$8.5 M. Drop and All That Jazz; East 78th Street Mansion Moves

5east78th $8.5 M. Drop and All That Jazz; East 78th Street Mansion MovesThere are worse things in the world than getting $15 million instead of $23.5 million for your parents’ ancient, scruffy Upper East Side mansion after a juicier deal falls through. (Take, for example, the penthouse triplex at 895 Park Avenue, which was once listed for $29.5 million, but went to contract this summer for around $15 million after three other deals failed.)

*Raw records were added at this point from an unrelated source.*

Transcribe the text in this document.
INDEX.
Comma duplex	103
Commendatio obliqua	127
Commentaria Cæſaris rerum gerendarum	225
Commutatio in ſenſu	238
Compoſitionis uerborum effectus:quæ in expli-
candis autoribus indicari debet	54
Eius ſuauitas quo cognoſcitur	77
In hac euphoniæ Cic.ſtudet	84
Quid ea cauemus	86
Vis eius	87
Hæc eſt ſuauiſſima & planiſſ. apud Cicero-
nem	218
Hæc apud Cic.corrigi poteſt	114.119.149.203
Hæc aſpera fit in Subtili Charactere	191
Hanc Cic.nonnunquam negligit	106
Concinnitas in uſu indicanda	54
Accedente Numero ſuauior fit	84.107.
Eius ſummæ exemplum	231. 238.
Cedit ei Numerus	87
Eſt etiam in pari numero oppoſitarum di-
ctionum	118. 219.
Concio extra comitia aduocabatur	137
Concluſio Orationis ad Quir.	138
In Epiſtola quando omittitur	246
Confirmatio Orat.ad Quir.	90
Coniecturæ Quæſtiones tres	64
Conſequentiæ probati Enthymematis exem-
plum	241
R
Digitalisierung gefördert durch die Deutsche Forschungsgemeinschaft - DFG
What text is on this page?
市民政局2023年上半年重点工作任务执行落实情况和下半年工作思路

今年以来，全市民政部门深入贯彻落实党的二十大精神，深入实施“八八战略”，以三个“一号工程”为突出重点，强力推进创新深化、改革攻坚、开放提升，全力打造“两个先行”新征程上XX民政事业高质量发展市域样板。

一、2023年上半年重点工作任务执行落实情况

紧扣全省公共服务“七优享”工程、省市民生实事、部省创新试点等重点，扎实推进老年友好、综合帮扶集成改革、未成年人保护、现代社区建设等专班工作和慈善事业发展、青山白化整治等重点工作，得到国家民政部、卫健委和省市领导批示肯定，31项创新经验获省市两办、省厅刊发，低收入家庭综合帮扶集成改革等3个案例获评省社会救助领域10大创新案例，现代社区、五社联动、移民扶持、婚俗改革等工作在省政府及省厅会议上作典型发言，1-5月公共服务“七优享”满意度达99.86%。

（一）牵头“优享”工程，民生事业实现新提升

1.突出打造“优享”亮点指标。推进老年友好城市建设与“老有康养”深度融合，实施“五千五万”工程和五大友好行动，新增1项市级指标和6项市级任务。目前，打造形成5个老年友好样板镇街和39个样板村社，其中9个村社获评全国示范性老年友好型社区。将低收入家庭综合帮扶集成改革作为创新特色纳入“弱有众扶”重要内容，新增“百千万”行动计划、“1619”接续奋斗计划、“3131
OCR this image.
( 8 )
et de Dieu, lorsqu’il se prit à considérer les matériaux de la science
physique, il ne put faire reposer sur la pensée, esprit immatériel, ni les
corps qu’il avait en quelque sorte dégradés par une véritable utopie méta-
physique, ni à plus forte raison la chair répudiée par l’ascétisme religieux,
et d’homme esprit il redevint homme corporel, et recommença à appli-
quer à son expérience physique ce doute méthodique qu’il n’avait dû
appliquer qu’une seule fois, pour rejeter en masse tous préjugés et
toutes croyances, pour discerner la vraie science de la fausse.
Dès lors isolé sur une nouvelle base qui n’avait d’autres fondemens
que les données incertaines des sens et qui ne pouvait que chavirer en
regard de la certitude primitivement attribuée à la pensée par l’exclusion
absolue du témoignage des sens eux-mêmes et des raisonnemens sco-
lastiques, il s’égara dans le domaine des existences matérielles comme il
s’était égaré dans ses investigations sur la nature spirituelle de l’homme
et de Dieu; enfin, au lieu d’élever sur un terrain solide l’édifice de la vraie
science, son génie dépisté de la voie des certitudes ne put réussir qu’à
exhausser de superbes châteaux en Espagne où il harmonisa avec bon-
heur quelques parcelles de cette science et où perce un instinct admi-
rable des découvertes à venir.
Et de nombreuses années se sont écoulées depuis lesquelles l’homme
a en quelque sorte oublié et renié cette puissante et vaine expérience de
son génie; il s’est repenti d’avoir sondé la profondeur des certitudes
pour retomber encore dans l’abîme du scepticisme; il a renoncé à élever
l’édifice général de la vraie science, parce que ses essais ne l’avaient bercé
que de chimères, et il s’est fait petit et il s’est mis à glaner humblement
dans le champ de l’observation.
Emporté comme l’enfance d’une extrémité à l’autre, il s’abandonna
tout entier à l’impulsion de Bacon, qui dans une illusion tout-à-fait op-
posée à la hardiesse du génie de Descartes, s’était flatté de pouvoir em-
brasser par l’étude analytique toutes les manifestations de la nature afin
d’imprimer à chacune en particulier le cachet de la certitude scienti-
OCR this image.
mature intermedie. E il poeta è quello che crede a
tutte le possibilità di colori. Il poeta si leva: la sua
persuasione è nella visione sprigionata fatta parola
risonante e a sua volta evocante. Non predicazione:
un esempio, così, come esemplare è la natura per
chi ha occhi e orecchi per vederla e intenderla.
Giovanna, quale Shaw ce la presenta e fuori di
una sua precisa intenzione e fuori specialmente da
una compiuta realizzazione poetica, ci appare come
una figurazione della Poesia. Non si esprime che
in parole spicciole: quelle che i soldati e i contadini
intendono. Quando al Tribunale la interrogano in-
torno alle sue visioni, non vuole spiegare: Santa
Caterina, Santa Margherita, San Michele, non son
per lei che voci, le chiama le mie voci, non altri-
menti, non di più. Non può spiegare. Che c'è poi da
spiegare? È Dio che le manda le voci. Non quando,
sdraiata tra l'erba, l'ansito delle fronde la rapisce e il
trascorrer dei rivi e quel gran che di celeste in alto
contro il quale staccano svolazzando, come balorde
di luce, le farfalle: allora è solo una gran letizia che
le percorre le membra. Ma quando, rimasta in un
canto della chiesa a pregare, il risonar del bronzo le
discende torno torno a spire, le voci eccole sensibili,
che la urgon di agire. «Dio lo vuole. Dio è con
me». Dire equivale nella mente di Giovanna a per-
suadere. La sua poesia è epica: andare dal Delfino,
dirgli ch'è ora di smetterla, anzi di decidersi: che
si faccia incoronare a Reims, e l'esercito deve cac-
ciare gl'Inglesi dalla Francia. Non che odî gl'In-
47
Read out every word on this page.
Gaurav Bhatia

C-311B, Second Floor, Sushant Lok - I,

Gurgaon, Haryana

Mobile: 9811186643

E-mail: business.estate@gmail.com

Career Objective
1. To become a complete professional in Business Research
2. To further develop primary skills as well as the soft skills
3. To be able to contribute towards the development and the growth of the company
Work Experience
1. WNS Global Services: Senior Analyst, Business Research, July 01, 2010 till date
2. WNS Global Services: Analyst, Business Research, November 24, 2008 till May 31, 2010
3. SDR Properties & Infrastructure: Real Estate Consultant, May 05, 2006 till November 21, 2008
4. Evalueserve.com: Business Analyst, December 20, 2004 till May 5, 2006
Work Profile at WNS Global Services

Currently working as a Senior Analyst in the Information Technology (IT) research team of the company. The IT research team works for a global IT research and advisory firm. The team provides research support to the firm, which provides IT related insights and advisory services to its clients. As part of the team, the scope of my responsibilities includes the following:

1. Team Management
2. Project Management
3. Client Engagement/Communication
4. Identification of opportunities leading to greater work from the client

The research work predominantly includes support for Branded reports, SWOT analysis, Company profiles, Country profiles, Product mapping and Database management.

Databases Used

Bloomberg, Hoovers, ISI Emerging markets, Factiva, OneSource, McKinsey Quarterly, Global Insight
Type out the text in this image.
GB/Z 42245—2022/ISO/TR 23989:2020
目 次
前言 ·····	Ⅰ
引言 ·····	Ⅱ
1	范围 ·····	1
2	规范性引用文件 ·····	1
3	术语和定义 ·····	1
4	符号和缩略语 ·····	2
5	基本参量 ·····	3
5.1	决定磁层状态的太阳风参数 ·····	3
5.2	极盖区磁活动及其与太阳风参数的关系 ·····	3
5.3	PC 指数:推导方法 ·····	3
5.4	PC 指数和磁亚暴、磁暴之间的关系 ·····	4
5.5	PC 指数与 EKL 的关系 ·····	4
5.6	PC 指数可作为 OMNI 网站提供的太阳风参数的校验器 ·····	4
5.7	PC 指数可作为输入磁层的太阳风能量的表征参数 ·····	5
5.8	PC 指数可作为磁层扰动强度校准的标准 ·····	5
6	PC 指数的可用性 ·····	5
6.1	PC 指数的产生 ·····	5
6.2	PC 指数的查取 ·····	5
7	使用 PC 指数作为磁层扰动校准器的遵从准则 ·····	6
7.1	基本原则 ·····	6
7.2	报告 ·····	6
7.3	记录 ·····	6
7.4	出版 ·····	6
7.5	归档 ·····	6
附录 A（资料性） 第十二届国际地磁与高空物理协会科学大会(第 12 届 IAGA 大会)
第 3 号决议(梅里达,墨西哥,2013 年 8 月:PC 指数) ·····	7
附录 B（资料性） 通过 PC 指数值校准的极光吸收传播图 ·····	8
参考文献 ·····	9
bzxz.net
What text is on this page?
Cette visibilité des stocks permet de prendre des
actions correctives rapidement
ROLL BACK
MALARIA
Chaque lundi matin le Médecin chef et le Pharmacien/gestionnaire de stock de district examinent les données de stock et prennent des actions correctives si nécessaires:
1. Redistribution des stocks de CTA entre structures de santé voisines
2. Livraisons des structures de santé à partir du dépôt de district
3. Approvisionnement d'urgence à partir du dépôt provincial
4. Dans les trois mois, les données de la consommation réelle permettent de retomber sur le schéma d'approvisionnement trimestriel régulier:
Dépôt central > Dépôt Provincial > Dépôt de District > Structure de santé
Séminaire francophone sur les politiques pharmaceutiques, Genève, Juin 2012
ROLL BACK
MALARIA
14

But a $15 million townhouse sale can still be a nuisance. In March, The Observer reported on the near-deal for a 13,095-square-foot, 105-year-old mansion at 5 East 78th Street. The place, which had belonged to the late Adele Simpson, a fashion designer who dressed tidy postwar ladies like Pat Nixon, went to contract before last year’s Lehman collapse for $23.5 million, its full asking price.

The would-be buyers, a Wall Street executive and his wife, walked away from their deal. “They didn’t do their homework,” Simpson’s daughter Joan Raines said later, “and I think they came and realized it was maybe too much of a—what do you call it—an undertaking to renovate. They should have thought about that before.”

The genteel, Virginia-accented agent Edward Lee Cave put the place back on the market for $21 million, which became $18.5 million. But city records show that the house sold earlier this month for $15 million, or a massively modest $1,145-per-square-foot (although the original deal’s $1,794 per square foot wouldn’t have been exorbitant, either.)
“Well, sure, it was disappointing, but what are you going to do about it, you know? It is what it is,” Ms. Raines said. “The responsibility is over. It’s another era. Someone else can deal with it and enjoy it.”

The house was bought by a limited liability corporation whose address is the Blue Note Jazz Club on West Third Street, care of Tsion Bensusan, who did not return a call to his office. His father, Danny, opened the Blue Note and the Highline Ballroom, among others.

On the downside, the bargain mansion needs a gargantuan amount of work. “It’s beyond a gut job; there’s almost nothing salvageable,” a source who’s seen it said. “A wealthy, proper person would definitely spend $10 million, and you could spend 15.” For starters, the house has spent decades divided into apartments, including a three-floor sprawl rented out by Brazil Consul General José Alfredo Graça Lima.

“They got a bargain, so they can add to it,” Ms. Raines said. “It needs a lot.”